Almanacco del Cinturino

Indicatore

In der Uhrmacherei ist "Anzeiger" nicht gleichbedeutend mit Zeiger: Es ist jedes bewegliche Element — Zeiger, Scheibe, Lünette, Kugel, Bogen — das lesbare Informationen am Handgelenk übermittelt. Die Unterscheidung ist wichtig, weil die Form des Anzeigers die Art des Ablesens selbst verändert.

Die Gangreserveanzeige ist vielleicht der am meisten differenzierte Fall. In ihrer häufigsten Version ist es ein Zeiger, der über einen graduierten Bogen gleitet; aber es gibt radikal unterschiedliche Lösungen. Ressence hat ein System mit zweifarbigen Keramik-Mikrokugeln patentiert: helle Kugeln treten hervor, während dunkle sich zurückziehen, und das Ablesen erfolgt durch Farbkontrast, nicht durch Winkelposition. Der kegelförmige Mechanismus, inspiriert von historischen Taschenuhren, löst das gleiche Problem in drei Dimensionen. Der Anzeiger, modelliert nach dem Leica-Verschluss, zeigt einen weißen Bereich, der von der Mitte aus größer wird, je mehr die Feder aufgezogen wird. In all diesen Fällen ist das physikalische Prinzip gleich — der Zustand der Antriebsfeder — aber die visuelle Dekodierung ist völlig unterschiedlich.

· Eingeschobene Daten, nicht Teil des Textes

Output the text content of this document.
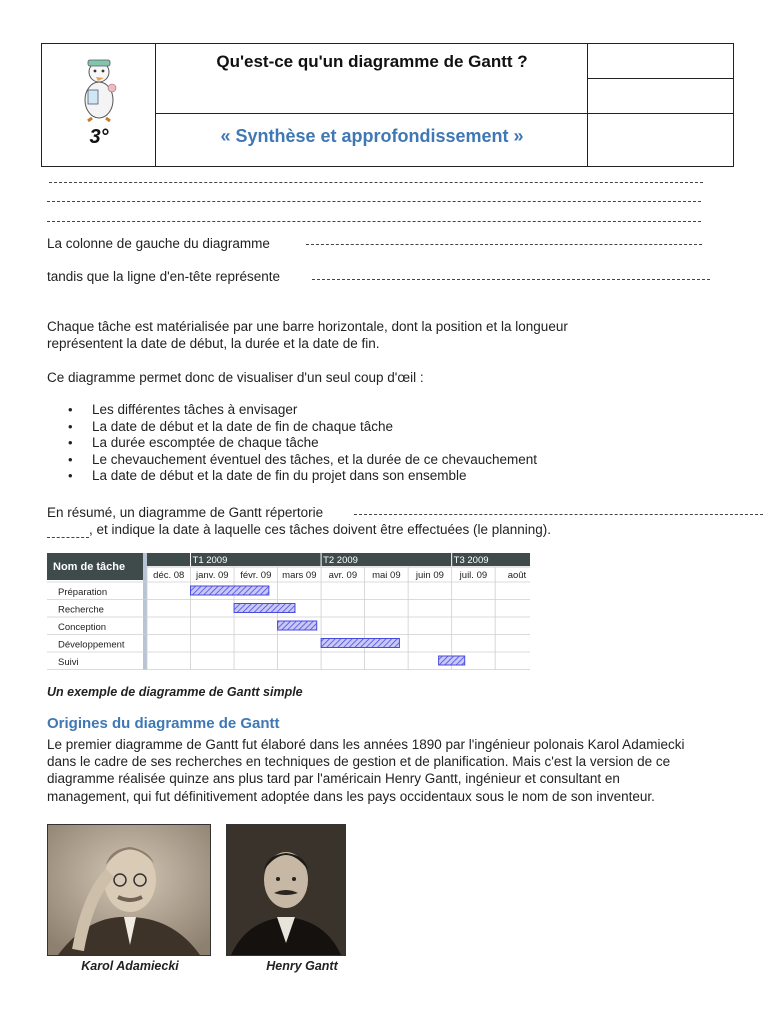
Qu'est-ce qu'un diagramme de Gantt ?
« Synthèse et approfondissement »
3°
La colonne de gauche du diagramme
tandis que la ligne d'en-tête représente
Chaque tâche est matérialisée par une barre horizontale, dont la position et la longueur
représentent la date de début, la durée et la date de fin.
Ce diagramme permet donc de visualiser d'un seul coup d'œil :
• Les différentes tâches à envisager
• La date de début et la date de fin de chaque tâche
• La durée escomptée de chaque tâche
• Le chevauchement éventuel des tâches, et la durée de ce chevauchement
• La date de début et la date de fin du projet dans son ensemble
En résumé, un diagramme de Gantt répertorie
, et indique la date à laquelle ces tâches doivent être effectuées (le planning).
Nom de tâche
T1 2009	T2 2009	T3 2009
déc. 08 janv. 09 févr. 09 mars 09 avr. 09 mai 09 juin 09 juil. 09 août
Préparation
Recherche
Conception
Développement
Suivi
Un exemple de diagramme de Gantt simple
Origines du diagramme de Gantt
Le premier diagramme de Gantt fut élaboré dans les années 1890 par l'ingénieur polonais Karol Adamiecki
dans le cadre de ses recherches en techniques de gestion et de planification. Mais c'est la version de ce
diagramme réalisée quinze ans plus tard par l'américain Henry Gantt, ingénieur et consultant en
management, qui fut définitivement adoptée dans les pays occidentaux sous le nom de son inventeur.
Karol Adamiecki	Henry Gantt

Es lohnt sich, zwischen linearer und nichtlinearer Anzeige zu unterscheiden. Bei der linearen Version bewegt sich der Zeiger mit konstanter Geschwindigkeit unabhängig vom Federzustand; bei der nichtlinearen Version verlangsamt er sich schrittweise, wenn die Energie abnimmt, und spiegelt das reale Verhalten der Antriebsfeder wider. Letzteres ist technisch ehrlicher, aber schwieriger zu konstruieren.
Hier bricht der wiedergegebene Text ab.